I often do socially inappropriate things in public. (Ask my daughter.) It’s a battle I’m constantly fighting because there have always been rules my mouth and I just don’t get. Until I get home and review all the mistakes I’m sure I’ve made.

Now, some people might say, “Oh, Barbara, recluse isn’t you! You’re such an extrovert.” Actually, introverts are mistaken for extroverts because we overcompensate when in public – we can be ebullient in public! – even socially inappropriate – but then we have to recover in private.
The thing is, if we don’t have a “public” for months on end, we forget whatever social skills we might have had. Or we become convinced we’ve forgotten. It’s not exactly fear, more like reluctance or resistance. Or fear. It’s not the fear of catching the virus; I protect myself enough for that.

It’s simply the fact that I’m out of practice with being around people. For communicating.
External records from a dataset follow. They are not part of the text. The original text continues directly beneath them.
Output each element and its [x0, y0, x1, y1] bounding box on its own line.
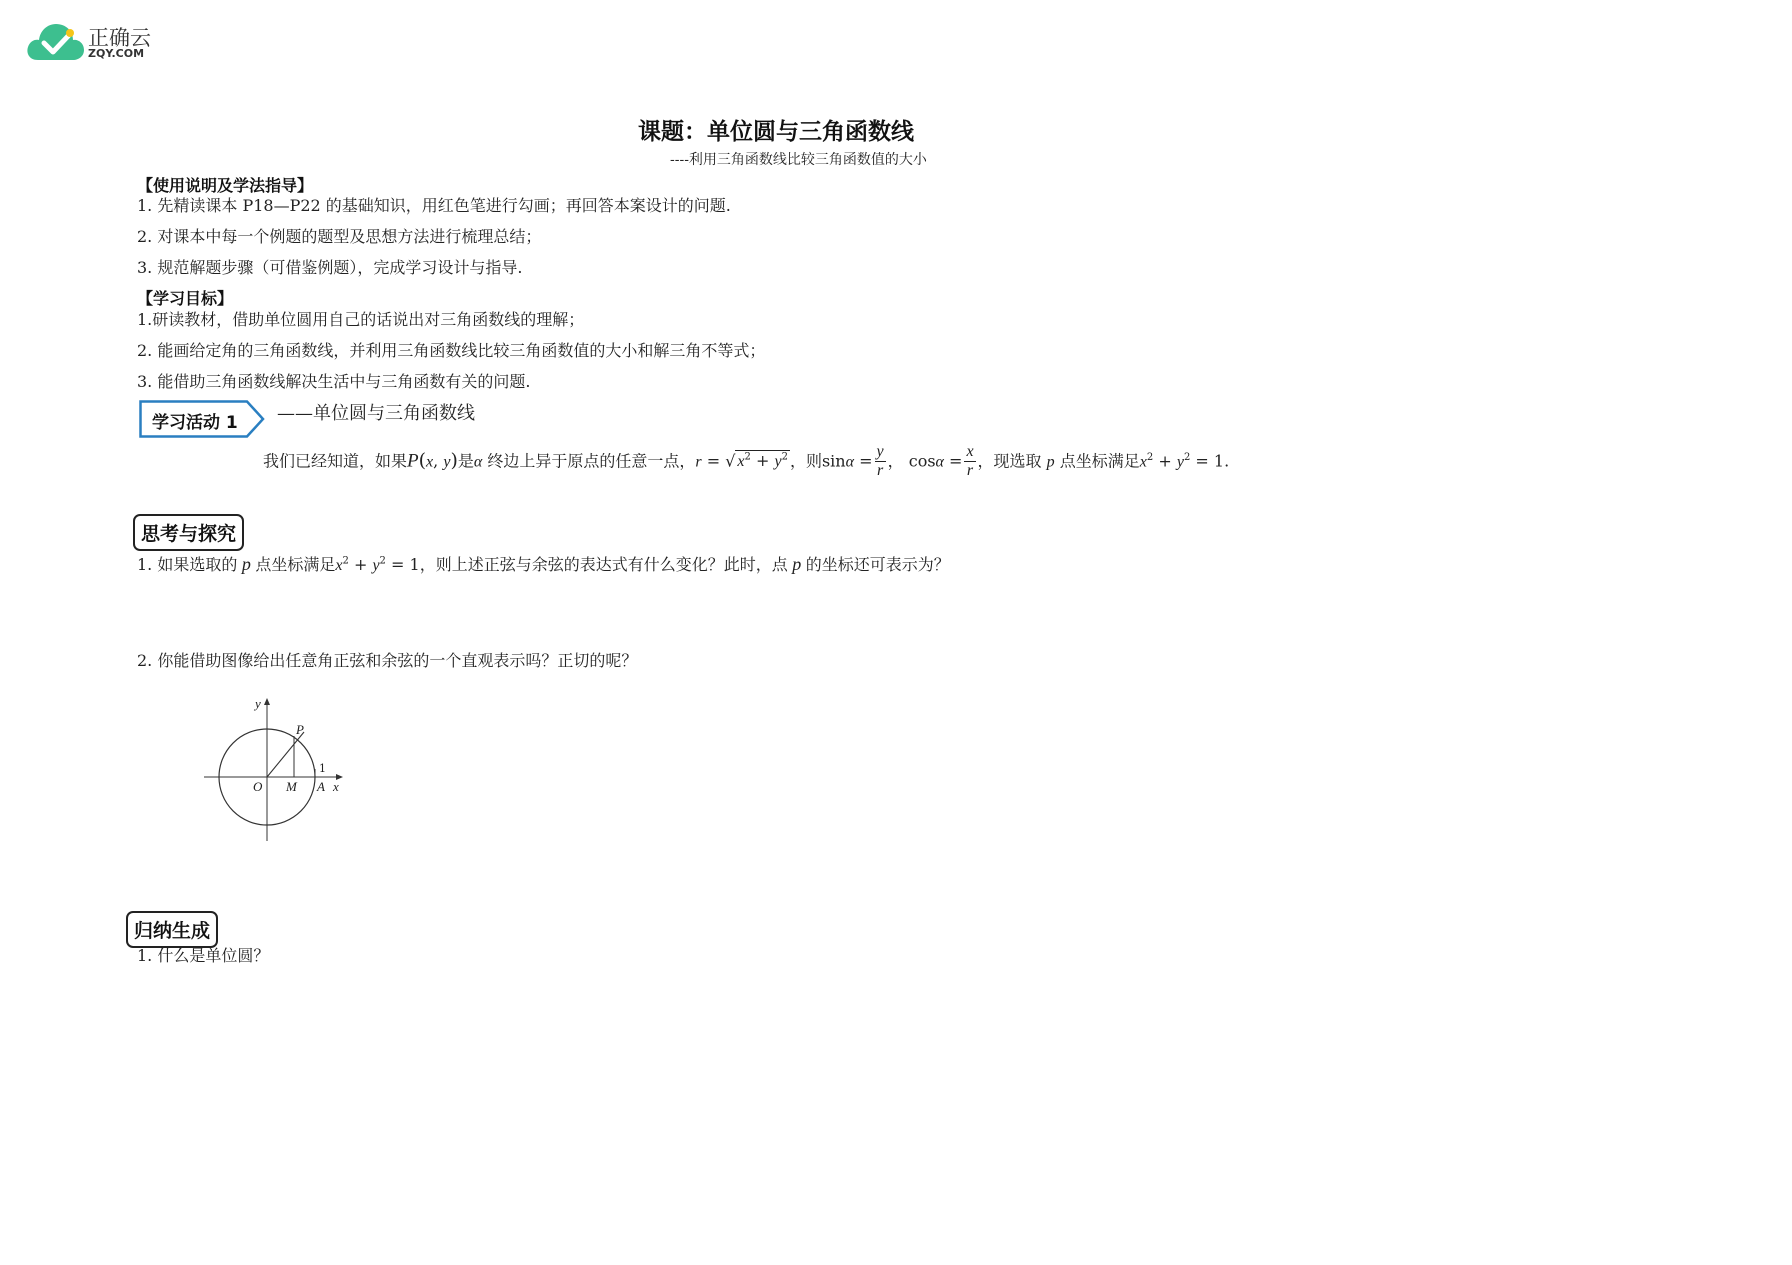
fig-m-label: M [286, 779, 297, 794]
summary-badge: 归纳生成 [126, 911, 218, 948]
fig-a-label: A [317, 779, 325, 794]
fig-p-label: P [296, 722, 304, 737]
goal-item: 1.研读教材，借助单位圆用自己的话说出对三角函数线的理解； [137, 310, 585, 329]
instruction-item: 1. 先精读课本 P18—P22 的基础知识，用红色笔进行勾画；再回答本案设计的问题. [137, 196, 731, 215]
explore-badge: 思考与探究 [133, 514, 244, 551]
instruction-item: 2. 对课本中每一个例题的题型及思想方法进行梳理总结； [137, 227, 542, 246]
instruction-item: 3. 规范解题步骤（可借鉴例题），完成学习设计与指导. [137, 258, 523, 277]
explore-q1: 1. 如果选取的 p 点坐标满足$x^2 + y^2 = 1$，则上述正弦与余弦的表达式有什么变化？此时，点 p 的坐标还可表示为？ [137, 554, 950, 574]
fig-one-label: 1 [319, 762, 326, 775]
activity1-badge [139, 400, 265, 438]
activity1-title: ——单位圆与三角函数线 [277, 403, 475, 424]
unit-circle-figure [200, 693, 350, 845]
cloud-check-logo-icon [26, 20, 86, 64]
logo-name: 正确云 [88, 26, 151, 50]
activity1-text: 我们已经知道，如果P(x, y)是α 终边上异于原点的任意一点，r = √ $x^2 + y^2$ ，则sinα = $\frac{y}{r}$ ， cosα = $\frac{x}{r}$ ，现选取 p 点坐标满足$x^2 + y^2 = 1$. [263, 443, 1230, 480]
goal-item: 2. 能画给定角的三角函数线，并利用三角函数线比较三角函数值的大小和解三角不等式； [137, 341, 766, 360]
goal-item: 3. 能借助三角函数线解决生活中与三角函数有关的问题. [137, 372, 531, 391]
explore-q2: 2. 你能借助图像给出任意角正弦和余弦的一个直观表示吗？正切的呢？ [137, 651, 638, 670]
logo [26, 20, 161, 64]
fig-x-label: x [333, 779, 339, 794]
instructions-heading: 【使用说明及学法指导】 [137, 176, 314, 195]
goals-heading: 【学习目标】 [137, 289, 234, 308]
summary-q1: 1. 什么是单位圆？ [137, 946, 270, 965]
logo-domain: ZQY.COM [88, 47, 145, 60]
fig-o-label: O [253, 779, 263, 794]
activity1-badge-label: 学习活动 1 [152, 413, 238, 433]
fig-y-label: y [255, 696, 261, 711]
page-title: 课题：单位圆与三角函数线 [638, 119, 914, 145]
page-subtitle: ----利用三角函数线比较三角函数值的大小 [670, 152, 927, 168]
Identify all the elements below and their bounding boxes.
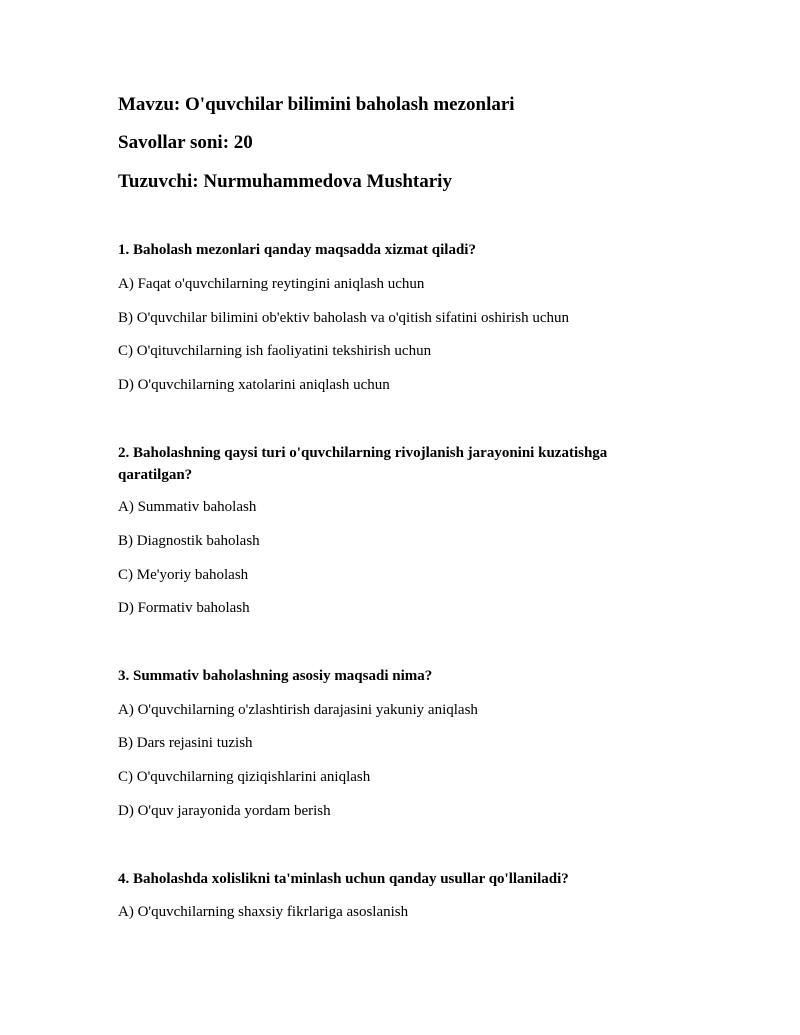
question-3-option-d: D) O'quv jarayonida yordam berish	[118, 803, 331, 819]
question-4-text: 4. Baholashda xolislikni ta'minlash uchun qanday usullar qo'llaniladi?	[118, 871, 569, 887]
question-3-option-a: A) O'quvchilarning o'zlashtirish darajasini yakuniy aniqlash	[118, 702, 478, 718]
question-count-heading: Savollar soni: 20	[118, 132, 253, 153]
question-1-text: 1. Baholash mezonlari qanday maqsadda xizmat qiladi?	[118, 242, 476, 258]
question-1-option-b: B) O'quvchilar bilimini ob'ektiv baholash va o'qitish sifatini oshirish uchun	[118, 310, 569, 326]
question-3-text: 3. Summativ baholashning asosiy maqsadi nima?	[118, 668, 433, 684]
question-1-option-a: A) Faqat o'quvchilarning reytingini aniqlash uchun	[118, 276, 425, 292]
question-4-option-a: A) O'quvchilarning shaxsiy fikrlariga asoslanish	[118, 904, 409, 920]
question-3-option-b: B) Dars rejasini tuzish	[118, 735, 253, 751]
question-2-option-b: B) Diagnostik baholash	[118, 533, 260, 549]
question-2-text: 2. Baholashning qaysi turi o'quvchilarning rivojlanish jarayonini kuzatishga qaratilgan?	[118, 445, 608, 483]
question-2-option-a: A) Summativ baholash	[118, 499, 257, 515]
author-heading: Tuzuvchi: Nurmuhammedova Mushtariy	[118, 171, 452, 192]
question-2-option-c: C) Me'yoriy baholash	[118, 567, 249, 583]
question-2-option-d: D) Formativ baholash	[118, 600, 250, 616]
question-3-option-c: C) O'quvchilarning qiziqishlarini aniqlash	[118, 769, 371, 785]
question-1-option-c: C) O'qituvchilarning ish faoliyatini tekshirish uchun	[118, 343, 432, 359]
question-1-option-d: D) O'quvchilarning xatolarini aniqlash uchun	[118, 377, 390, 393]
topic-heading: Mavzu: O'quvchilar bilimini baholash mezonlari	[118, 94, 515, 115]
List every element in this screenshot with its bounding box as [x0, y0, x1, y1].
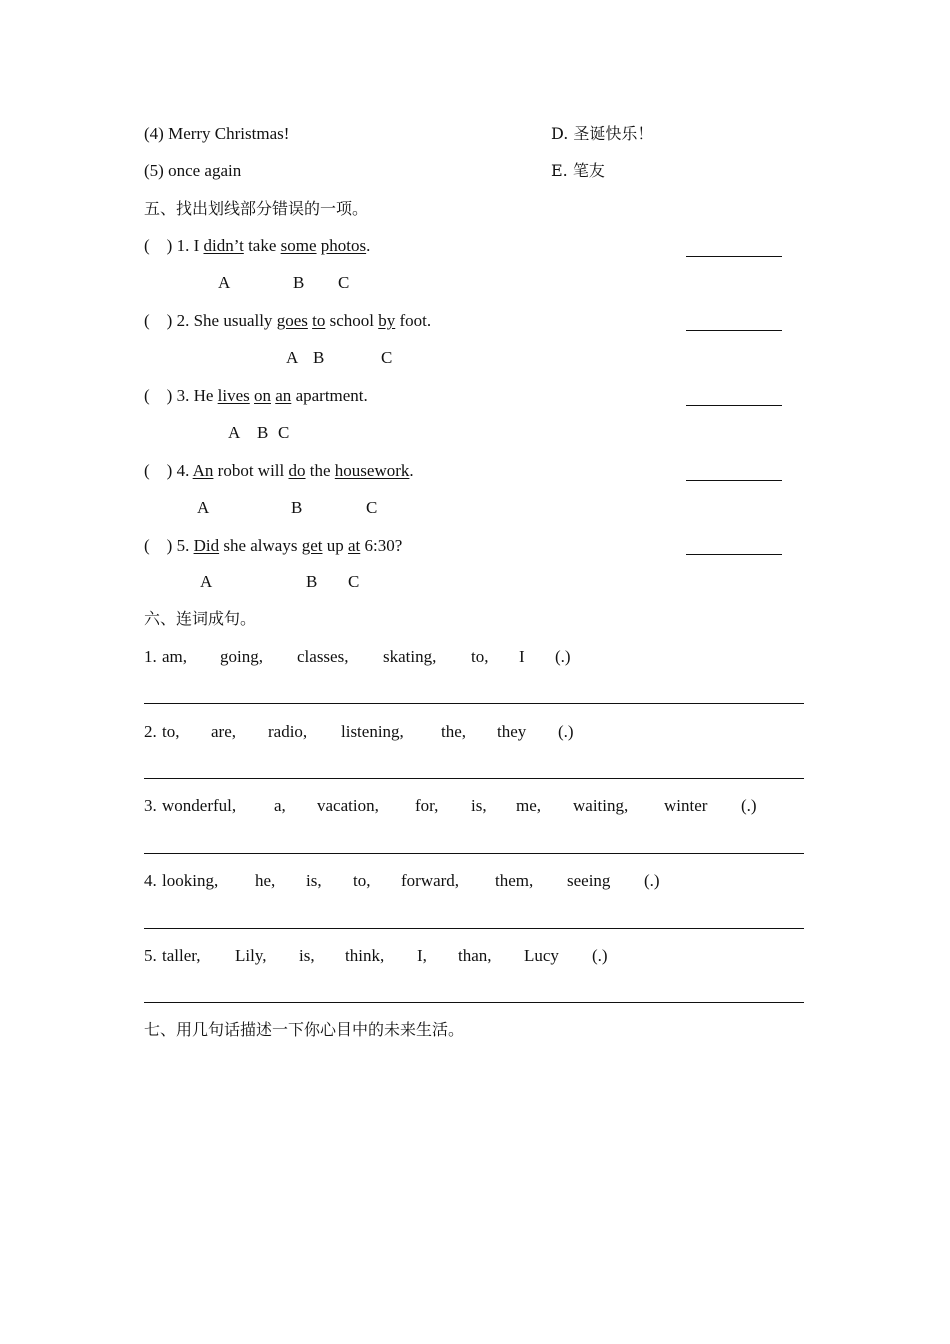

It even makes writing difficult – even this blog – because I’ve become so well-separated from communication. And it actually started with texting-instead-of-phoning; we’ve all been on elaborate back-and-forth texts that could have been resolved with one phone call … but the phone call doesn’t happen. Now Covid-19 has introduced even newer walls in our lives, but they don’t get dispelled with conversations, time together, empathic listening. Like I’m a bumper car banging around – bumping, not touching.
Lately, I’ve seen articles on “How to be Alone,” advising people how to use Covid-19 time as an “opportunity not to escape solitude but to lean into it.” But nothing about the people who’ve leaned in so far they’ve tipped over.

I think I’ve tipped over. Sometimes I actually hide. Tell me, am I the only one this is happening to? Hello? Helllllooooo???